IHS iSuppli, 9,4 milioni di occhiali smart spediti entro il 2016

Non solo Google Glass, per quanto siano i primi: in due anni si creerà un mercato fiorente e milioni di diversi occhiali smart saranno in giro per il mondo. È questo il "next big thing" che il mondo della tecnologia consumer sta aspettando?

IHS iSuppli, un’agenzia di ricerche sul mercato, sembra essere piuttosto fiduciosa sul destino degli occhiali smart. Sebbene i suoi analisti siano pronti ad ammettere che il futuro di questi device dipenda dai Google Glass, secondo le ipotesi anche i concorrenti potrebbero approfittare del mercato che si genererà in pochissimi anni.

Gli utenti adorano l’idea, il potenziale c’è

Il rapporto appena pubblicato da IHS parla di 9,4 milioni di smart glasses spediti tra l’anno scorso ed il 2016, sicuramente cifre modeste se confrontate con quelle attuali degli smartphone - ma paragonabili ai numeri che facevano questi apparecchi prima dell’arrivo della loro “device killer”.
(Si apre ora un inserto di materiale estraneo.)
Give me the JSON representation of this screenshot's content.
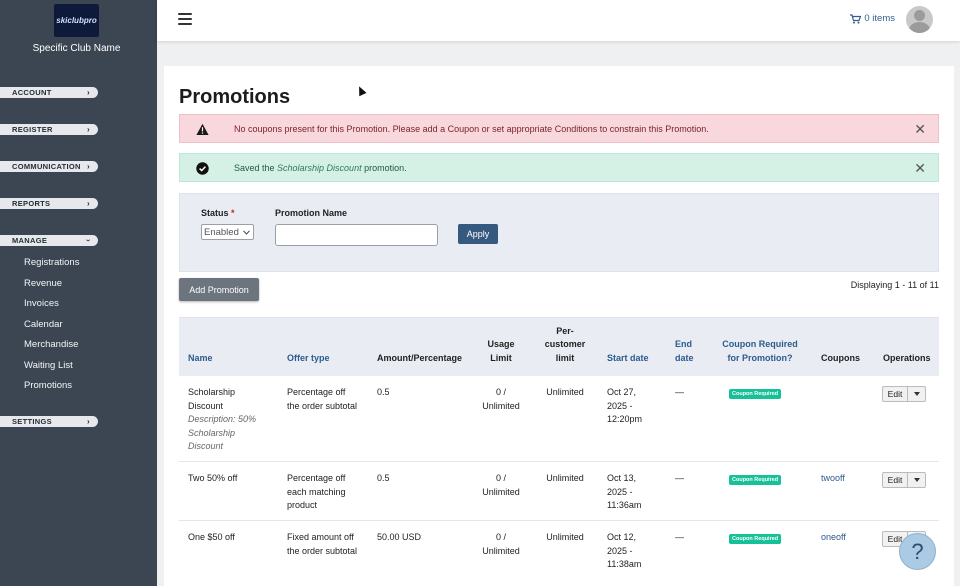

In effetti noi non sappiamo ancora se i produttori riusciranno a sostenere l’interesse del pubblico con un prodotto solido ed utile, lo stesso problema che deve superare l’altro gadget del futuro, lo smart-watch, con la differenza che i Google Glass sono già nelle mani di qualcuno ed invece nessuno sa cosa farà l’iWatch di Apple.

Secondo Theo Ahadome di IHS dipende tutto dall’ecosistema di app usate tanto sugli occhiali, quanto in congiunzione con essi. Non è tanto una sfida hardware, quindi, piuttosto è quella di creare del software valido e desiderabile che sfrutta la tecnologia tutto sommato già matura che sta alla base degli occhiali smart. Sempre per riportare la situazione ad un parallelo concreto: è quello che BlackBerry sta cercando di superare per rendere il suo BB10 un sistema operativo affermato.
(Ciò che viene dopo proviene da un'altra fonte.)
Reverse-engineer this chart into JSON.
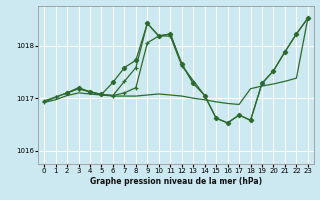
{
  "xlabel": "Graphe pression niveau de la mer (hPa)",
  "ylim": [
    1015.75,
    1018.75
  ],
  "xlim": [
    -0.5,
    23.5
  ],
  "yticks": [
    1016,
    1017,
    1018
  ],
  "xticks": [
    0,
    1,
    2,
    3,
    4,
    5,
    6,
    7,
    8,
    9,
    10,
    11,
    12,
    13,
    14,
    15,
    16,
    17,
    18,
    19,
    20,
    21,
    22,
    23
  ],
  "bg_color": "#cce8f0",
  "grid_color": "#ffffff",
  "line_color": "#2d6a2d",
  "lines": [
    {
      "x": [
        0,
        1,
        2,
        3,
        3,
        4,
        5,
        6,
        7,
        8,
        9,
        10,
        11,
        12,
        13
      ],
      "y": [
        1016.95,
        1017.02,
        1017.1,
        1017.18,
        1017.18,
        1017.12,
        1017.07,
        1017.05,
        1017.32,
        1017.58,
        1018.42,
        1018.18,
        1018.22,
        1017.65,
        1017.28
      ],
      "marker": "+"
    },
    {
      "x": [
        0,
        1,
        2,
        3,
        4,
        5,
        6,
        7,
        8,
        9,
        10,
        11,
        12,
        14,
        15,
        16,
        17,
        18,
        19,
        20,
        21,
        22,
        23
      ],
      "y": [
        1016.92,
        1017.02,
        1017.1,
        1017.18,
        1017.12,
        1017.07,
        1017.05,
        1017.1,
        1017.2,
        1018.05,
        1018.18,
        1018.18,
        1017.62,
        1017.05,
        1016.62,
        1016.53,
        1016.68,
        1016.58,
        1017.28,
        1017.52,
        1017.88,
        1018.22,
        1018.52
      ],
      "marker": "+"
    },
    {
      "x": [
        2,
        3,
        4,
        5,
        6,
        7,
        8,
        9,
        10,
        11,
        12,
        13,
        14,
        15,
        16,
        17,
        18,
        19,
        20,
        21,
        22,
        23
      ],
      "y": [
        1017.1,
        1017.2,
        1017.12,
        1017.07,
        1017.3,
        1017.58,
        1017.72,
        1018.42,
        1018.18,
        1018.22,
        1017.65,
        1017.28,
        1017.05,
        1016.62,
        1016.53,
        1016.68,
        1016.58,
        1017.28,
        1017.52,
        1017.88,
        1018.22,
        1018.52
      ],
      "marker": "D"
    },
    {
      "x": [
        0,
        1,
        2,
        3,
        4,
        5,
        6,
        7,
        8,
        9,
        10,
        11,
        12,
        13,
        14,
        15,
        16,
        17,
        18,
        19,
        20,
        21,
        22,
        23
      ],
      "y": [
        1016.92,
        1016.97,
        1017.05,
        1017.1,
        1017.08,
        1017.06,
        1017.04,
        1017.04,
        1017.04,
        1017.06,
        1017.08,
        1017.06,
        1017.04,
        1017.0,
        1016.97,
        1016.93,
        1016.9,
        1016.88,
        1017.18,
        1017.23,
        1017.27,
        1017.32,
        1017.38,
        1018.52
      ],
      "marker": null
    }
  ]
}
I suggerimenti di IHS per le funzioni da supportare

Gli analisti cercano anche di suggerire la direzione da intraprendere per le funzioni future di uno smart glass di successo. Ahadome infatti si è preparato una lista di soluzioni adatte a queste piattaforme.

  • Aggiornamenti in tempo reale per i viaggi
  • Raccomandazioni basate sulla posizione dell’utente per ristorazione e servizi
  • Recensioni mirate sull'utente
  • Informazioni sui valori nutritivi delle merci visionate
  • Informazioni sulle generalità degli individui incontrati
  • Individuazione di gusti comuni
  • Ahadome, insomma, ci sta parlando di realtà aumentata e di “Internet of things”, solo che non sono le “cose” a parlarci, ma gli occhiali a tenerci piuttosto informati su tutto quello che vediamo. Di sicuro ad un poliziotto o concierge tutto questo sarebbe davvero utile.

    Se invece i Google Glass si rivelano essere una semplice telecamera attaccata agli occhiali, il successo futuro è zero - ma si sono già rivelati qualcosa di più, vero?